Et toi Marco, qu'est-ce que tu ferais à ma place ? Toi aussi, tu as connu la souffrance, une souffrance bien plus forte que celle qui m'afflige en ce moment même. Une souffrance qui t'a fait remettre tes idéaux en question.
" Adieu jours de débauche et de liberté entre les îles enchanteresses. "
Est-ce que pour moi aussi, les jours de débauches sont terminés ? Que se passera-t-il quand j'aurais fini d'escalader cette cascade ? Est-ce que je rejoindrais la mafia comme mon frère ? Est-ce que je me battrais sur le champ de bataille ? Qu'est-ce que me prépare l'avenir ?
Oui, pour une fois, j'irais contre tes idéaux. " Les élans patriotiques, je laisse ça aux humains ", moi, j'en suis un d'humain. Une fois cette cascade vaincue, je retrouverais mon frère, et protégerais mon pays. Les menaces, ce n'est pas ce qu'il manque après tout. Peut-être que je m'engagerais dans l'armée de l'air. Où deviendrait un genre de justicier masqué comme dans les comics américains ? J'en sais rien en vrai, mais je pense, qu'avec le poids de cette cascade sur le dos, je comprends enfin, qu'il faut que je me sépare de toi Marco, mes amis sont en dessous, ils ont besoin de mon aide, et mon pays en aura sûrement besoin dans le futur.
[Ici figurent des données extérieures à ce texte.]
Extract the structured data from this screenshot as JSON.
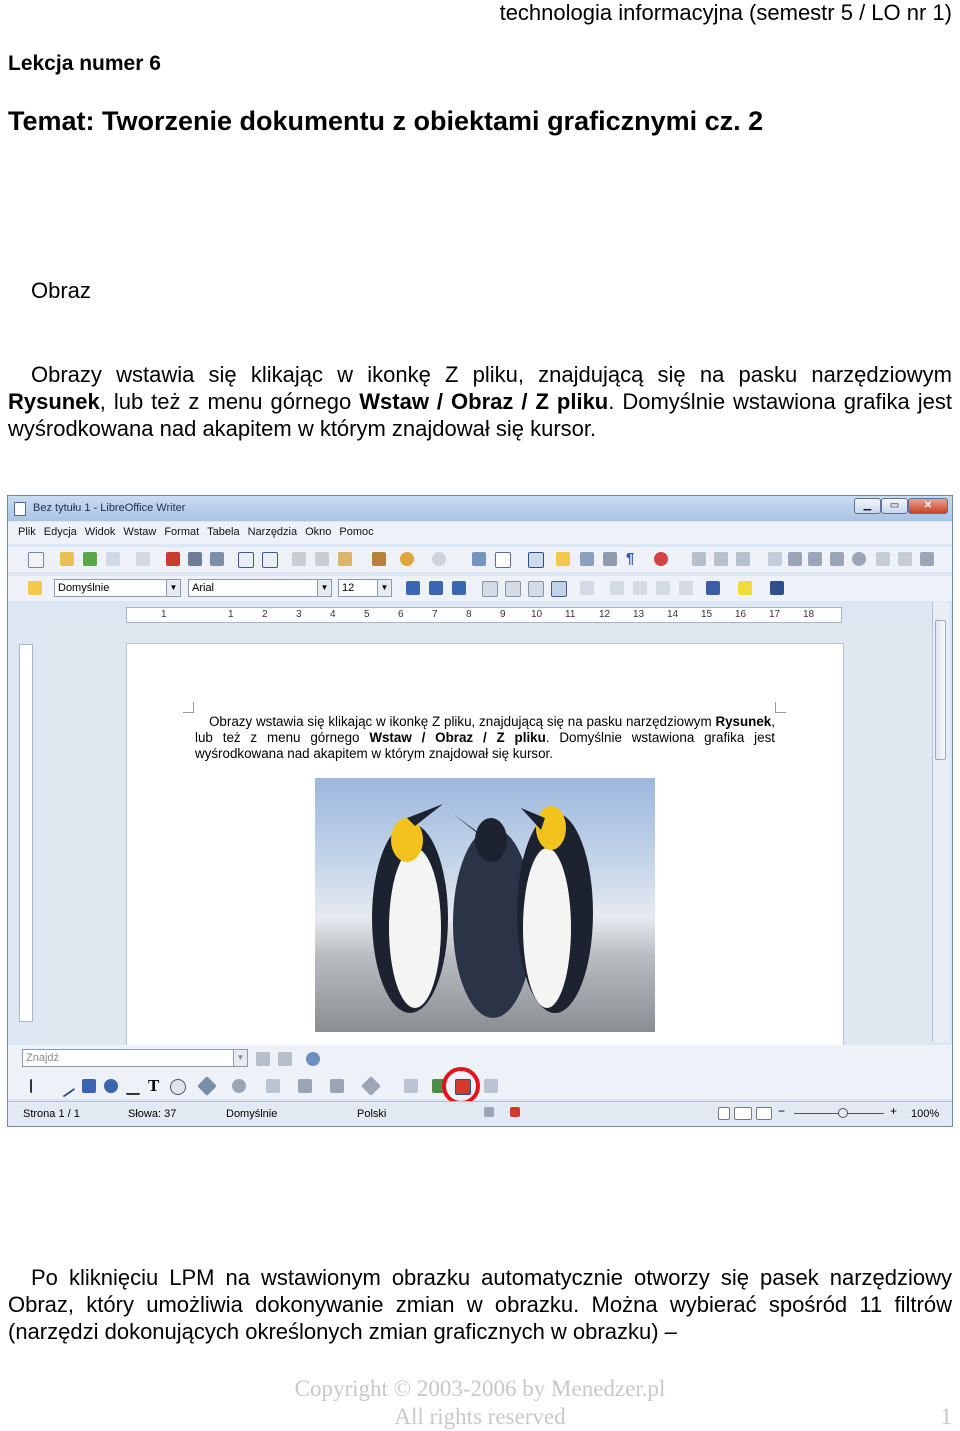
{
  "header": {
    "course": "technologia informacyjna (semestr 5 / LO nr 1)"
  },
  "lesson": "Lekcja numer 6",
  "topic": "Temat: Tworzenie dokumentu z obiektami graficznymi cz. 2",
  "section_title": "Obraz",
  "para1": {
    "t1": "Obrazy wstawia się klikając w ikonkę Z pliku, znajdującą się na pasku narzędziowym ",
    "b1": "Rysunek",
    "t2": ", lub też z menu górnego ",
    "b2": "Wstaw / Obraz / Z pliku",
    "t3": ". Domyślnie wstawiona grafika jest wyśrodkowana nad akapitem w którym znajdował się kursor."
  },
  "screenshot": {
    "title": "Bez tytułu 1 - LibreOffice Writer",
    "window_buttons": [
      "▁",
      "▭",
      "✕"
    ],
    "menu": [
      "Plik",
      "Edycja",
      "Widok",
      "Wstaw",
      "Format",
      "Tabela",
      "Narzędzia",
      "Okno",
      "Pomoc"
    ],
    "style_box": "Domyślnie",
    "font_box": "Arial",
    "size_box": "12",
    "ruler_numbers": [
      "1",
      "1",
      "2",
      "3",
      "4",
      "5",
      "6",
      "7",
      "8",
      "9",
      "10",
      "11",
      "12",
      "13",
      "14",
      "15",
      "16",
      "17",
      "18"
    ],
    "find_placeholder": "Znajdź",
    "status": {
      "page": "Strona 1 / 1",
      "words": "Słowa: 37",
      "style": "Domyślnie",
      "language": "Polski",
      "zoom": "100%"
    },
    "icon_colors": {
      "accent": "#e0141b",
      "toolbar_bg": "#eef2f8",
      "title_bg": "#a9c4e4"
    }
  },
  "para2": "Po kliknięciu LPM na wstawionym obrazku automatycznie otworzy się pasek narzędziowy Obraz, który umożliwia dokonywanie zmian w obrazku. Można wybierać spośród 11 filtrów (narzędzi dokonujących określonych zmian graficznych w obrazku) –",
  "footer": {
    "copyright": "Copyright © 2003-2006 by Menedzer.pl",
    "rights": "All rights reserved",
    "page_number": "1"
  }
}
Et quand j'aurais accompli mon but, je retournerais à mes jours de débauches et de liberté entre les iles enchanteresses, aux côtés d'une créature de rêve. À bientôt mon ami.
Ma main s'accroche à la roche. La sensation est différente d'avant, cette fois, je sens qu'il n'y a plus rien au-dessus. J'ai vaincu cette fichue cascade. Il ne reste plus rien, rien d'autre qu'une dernière poussée. La peau sur ma main est complètement arrachée, il me manque plusieurs ongles, et je n'ai jamais vu mon propre torse dans un tel état, je pisse le sang, c'est un miracle que je ne sois pas anémique. Mais j'ai vaincu.
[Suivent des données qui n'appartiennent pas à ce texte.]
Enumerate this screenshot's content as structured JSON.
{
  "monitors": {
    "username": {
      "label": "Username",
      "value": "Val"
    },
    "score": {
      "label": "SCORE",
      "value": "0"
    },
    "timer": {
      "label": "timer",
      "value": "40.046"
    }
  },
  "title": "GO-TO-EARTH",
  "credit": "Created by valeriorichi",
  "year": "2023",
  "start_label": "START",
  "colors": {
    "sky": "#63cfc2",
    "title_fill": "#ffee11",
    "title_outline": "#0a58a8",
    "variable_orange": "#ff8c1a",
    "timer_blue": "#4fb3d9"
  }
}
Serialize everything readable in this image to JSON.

- Aller les gars ! Sortez-vous les doigts ! Montrons-leur comme nous flamboyons malgré les tonnes d'eaux qui nous tombent dessus ! Embrasez-vous au point de la faire s'évaporer !
Le premier, à me rejoindre, c'est Akio. C'est également le seul auquel je ne tendrais pas la main, évidemment, il l'aurait refusé de toute manière.
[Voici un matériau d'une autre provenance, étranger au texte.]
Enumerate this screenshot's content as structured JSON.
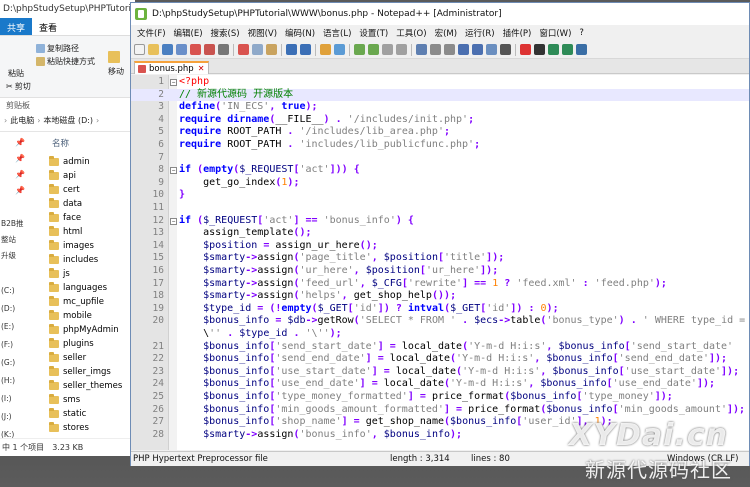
{
  "explorer": {
    "title": "D:\\phpStudySetup\\PHPTutorial\\",
    "tabs": [
      "共享",
      "查看"
    ],
    "ribbon": {
      "copy_path": "复制路径",
      "paste_shortcut": "粘贴快捷方式",
      "paste": "粘贴",
      "cut": "剪切",
      "move_to": "移动",
      "clipboard_group": "剪贴板"
    },
    "address": [
      "此电脑",
      "本地磁盘 (D:)"
    ],
    "column_header": "名称",
    "nav_items": [
      "B2B推",
      "整站",
      "升级",
      "(C:)",
      "(D:)",
      "(E:)",
      "(F:)",
      "(G:)",
      "(H:)",
      "(I:)",
      "(J:)",
      "(K:)"
    ],
    "folders": [
      "admin",
      "api",
      "cert",
      "data",
      "face",
      "html",
      "images",
      "includes",
      "js",
      "languages",
      "mc_upfile",
      "mobile",
      "phpMyAdmin",
      "plugins",
      "seller",
      "seller_imgs",
      "seller_themes",
      "sms",
      "static",
      "stores"
    ],
    "status": {
      "selected": "中 1 个项目",
      "size": "3.23 KB"
    }
  },
  "npp": {
    "title": "D:\\phpStudySetup\\PHPTutorial\\WWW\\bonus.php - Notepad++ [Administrator]",
    "menu": [
      "文件(F)",
      "编辑(E)",
      "搜索(S)",
      "视图(V)",
      "编码(N)",
      "语言(L)",
      "设置(T)",
      "工具(O)",
      "宏(M)",
      "运行(R)",
      "插件(P)",
      "窗口(W)",
      "?"
    ],
    "tab_label": "bonus.php",
    "status": {
      "lang": "PHP Hypertext Preprocessor file",
      "length": "length : 3,314",
      "lines": "lines : 80",
      "eol": "Windows (CR LF)"
    }
  },
  "code": [
    {
      "n": "1",
      "t": "<?php"
    },
    {
      "n": "2",
      "t": "// 新源代源码 开源版本"
    },
    {
      "n": "3",
      "t": "define('IN_ECS', true);"
    },
    {
      "n": "4",
      "t": "require dirname(__FILE__) . '/includes/init.php';"
    },
    {
      "n": "5",
      "t": "require ROOT_PATH . '/includes/lib_area.php';"
    },
    {
      "n": "6",
      "t": "require ROOT_PATH . 'includes/lib_publicfunc.php';"
    },
    {
      "n": "7",
      "t": ""
    },
    {
      "n": "8",
      "t": "if (empty($_REQUEST['act'])) {"
    },
    {
      "n": "9",
      "t": "    get_go_index(1);"
    },
    {
      "n": "10",
      "t": "}"
    },
    {
      "n": "11",
      "t": ""
    },
    {
      "n": "12",
      "t": "if ($_REQUEST['act'] == 'bonus_info') {"
    },
    {
      "n": "13",
      "t": "    assign_template();"
    },
    {
      "n": "14",
      "t": "    $position = assign_ur_here();"
    },
    {
      "n": "15",
      "t": "    $smarty->assign('page_title', $position['title']);"
    },
    {
      "n": "16",
      "t": "    $smarty->assign('ur_here', $position['ur_here']);"
    },
    {
      "n": "17",
      "t": "    $smarty->assign('feed_url', $_CFG['rewrite'] == 1 ? 'feed.xml' : 'feed.php');"
    },
    {
      "n": "18",
      "t": "    $smarty->assign('helps', get_shop_help());"
    },
    {
      "n": "19",
      "t": "    $type_id = (!empty($_GET['id']) ? intval($_GET['id']) : 0);"
    },
    {
      "n": "20",
      "t": "    $bonus_info = $db->getRow('SELECT * FROM ' . $ecs->table('bonus_type') . ' WHERE type_id = "
    },
    {
      "n": "",
      "t": "    \\'' . $type_id . '\\'');"
    },
    {
      "n": "21",
      "t": "    $bonus_info['send_start_date'] = local_date('Y-m-d H:i:s', $bonus_info['send_start_date'"
    },
    {
      "n": "22",
      "t": "    $bonus_info['send_end_date'] = local_date('Y-m-d H:i:s', $bonus_info['send_end_date']);"
    },
    {
      "n": "23",
      "t": "    $bonus_info['use_start_date'] = local_date('Y-m-d H:i:s', $bonus_info['use_start_date']);"
    },
    {
      "n": "24",
      "t": "    $bonus_info['use_end_date'] = local_date('Y-m-d H:i:s', $bonus_info['use_end_date']);"
    },
    {
      "n": "25",
      "t": "    $bonus_info['type_money_formatted'] = price_format($bonus_info['type_money']);"
    },
    {
      "n": "26",
      "t": "    $bonus_info['min_goods_amount_formatted'] = price_format($bonus_info['min_goods_amount']);"
    },
    {
      "n": "27",
      "t": "    $bonus_info['shop_name'] = get_shop_name($bonus_info['user_id'], 1);"
    },
    {
      "n": "28",
      "t": "    $smarty->assign('bonus_info', $bonus_info);"
    }
  ],
  "watermark": {
    "logo": "XYDai.cn",
    "sub": "新源代源码社区"
  },
  "colors": {
    "accent": "#1979ca",
    "tab_marker": "#f6a23b",
    "current_line": "#e8e8ff"
  }
}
Peu après, Haru, Haku, puis les autres.
Nous n'avons même pas le temps de prendre notre souffle, que l'autre enfoiré de bonze nous rejoint, il se marre bien.
- Bon ! Vous l'avez fait ! Je suis impressionné, vraiment ! Vous êtes tous prêt pour l'ultime épreuve. Je souhaite que vous ayez tous la force mentale pour y survivre. Certains d'entre vous risquent de devenir fous après celle-ci. Suivez-moi, rentrons au Temple. C'est là-bas que vous attends l'un des plus grands " trésors " du Japon.